Sujet sans cible…

26 février 2008

1° – Cour de cassation, chambre sociale du 23 octobre 2007. N° de pourvoi 06-40.950
2° – Cour de cassation, chambre sociale du 5 décembre 2007. N° de pourvoi : 06-42904. 

1° – Deux salariées d’une ancienneté de 12 ans et 24 ans dans la même entreprise, employées à des postes administratifs et licenciées pour suppression de poste, n’avaient suivi qu’un stage de formation de 3 jours pendant toute cette période.
Ces deux salariées ont demandé des dommages et intérêts pour violation de l’obligation de formation.


Pour prendre sa décision et condamner l’employeur à indemniser les salariées, la Cour s’est simplement fondée sur l’obligation d’assurer l’adaptation des salariés à l’évolution de leur emploi. La cour a aussi jugée que l’ effort d’adaptation et de reclassement (3 jours de formation sur une carrière) était manifestement insuffisant.
 

Question : l’employeur a-t-il l’obligation de former les salariés, et, à défaut, peut-il être condamné à indemniser les salariés ?

Réponse : l’employeur a une obligation générale de former les salariés pour assurer l’adaptation des salariés à l’évolution de leurs postes de travail et de veiller au maintien de leur capacité à occuper un emploi (employabilité).
Ceci implique un suivi, régulier, de formations. A défaut, l’employeur est potentiellement condamnable à des dommages et intérêts sans que le salarié ait à apporter la preuve d’un quelconque préjudice.
La responsabilité de l’employeur étant engagée automatiquement, du fait de l’absence d’organisation de formations.
 

2° – Par ailleurs, un employeur a proposé à une salariée de réaliser une formation de deux semaines.
Celle-ci, ayant refusé cette proposition de formation, a été convoquée le lendemain à un entretien préalable au licenciement pour faute.

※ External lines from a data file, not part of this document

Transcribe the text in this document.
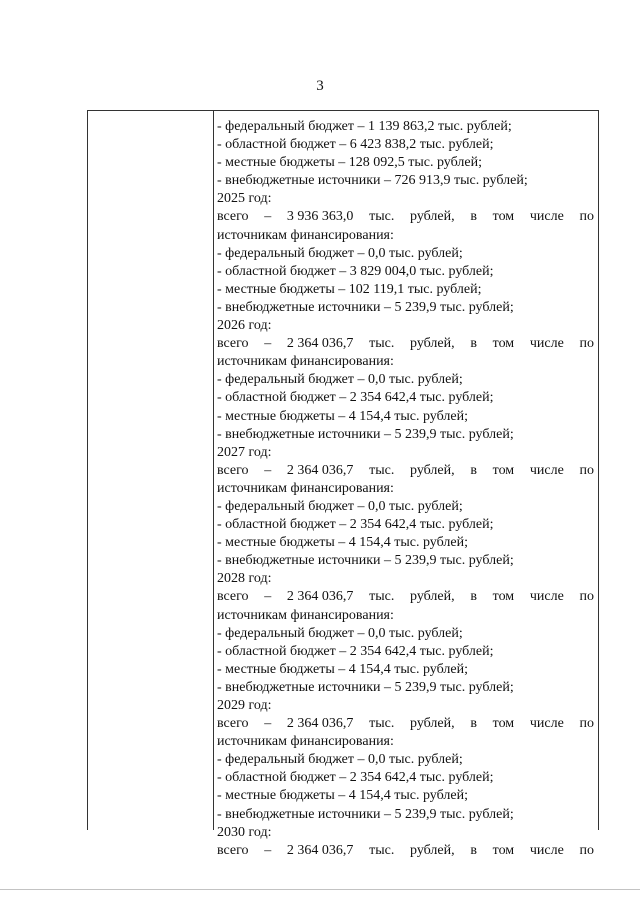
3
- федеральный бюджет – 1 139 863,2 тыс. рублей;
- областной бюджет – 6 423 838,2 тыс. рублей;
- местные бюджеты – 128 092,5 тыс. рублей;
- внебюджетные источники – 726 913,9 тыс. рублей;
2025 год:
всего – 3 936 363,0 тыс. рублей, в том числе по
источникам финансирования:
- федеральный бюджет – 0,0 тыс. рублей;
- областной бюджет – 3 829 004,0 тыс. рублей;
- местные бюджеты – 102 119,1 тыс. рублей;
- внебюджетные источники – 5 239,9 тыс. рублей;
2026 год:
всего – 2 364 036,7 тыс. рублей, в том числе по
источникам финансирования:
- федеральный бюджет – 0,0 тыс. рублей;
- областной бюджет – 2 354 642,4 тыс. рублей;
- местные бюджеты – 4 154,4 тыс. рублей;
- внебюджетные источники – 5 239,9 тыс. рублей;
2027 год:
всего – 2 364 036,7 тыс. рублей, в том числе по
источникам финансирования:
- федеральный бюджет – 0,0 тыс. рублей;
- областной бюджет – 2 354 642,4 тыс. рублей;
- местные бюджеты – 4 154,4 тыс. рублей;
- внебюджетные источники – 5 239,9 тыс. рублей;
2028 год:
всего – 2 364 036,7 тыс. рублей, в том числе по
источникам финансирования:
- федеральный бюджет – 0,0 тыс. рублей;
- областной бюджет – 2 354 642,4 тыс. рублей;
- местные бюджеты – 4 154,4 тыс. рублей;
- внебюджетные источники – 5 239,9 тыс. рублей;
2029 год:
всего – 2 364 036,7 тыс. рублей, в том числе по
источникам финансирования:
- федеральный бюджет – 0,0 тыс. рублей;
- областной бюджет – 2 354 642,4 тыс. рублей;
- местные бюджеты – 4 154,4 тыс. рублей;
- внебюджетные источники – 5 239,9 тыс. рублей;
2030 год:
всего – 2 364 036,7 тыс. рублей, в том числе по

Contestant le caractère fautif de son refus de formation, la salariée saisit le Conseil des Prud’hommes afin de demander l’annulation de son licenciement.
Les juges, constatant que la salariée avait refusé la formation sans motif légitime alors que cette formation avait été décidée dans l’intérêt de l’entreprise, ont qualifié le refus de la salariée de fautif. 

Conclusion : L’employeur est tenu de proposer au salarié de réaliser une formation afin de l’adapter à son poste de travail et ce, dans l’intérêt de l’entreprise et le refus non motivé du salarié peut constituer une faute.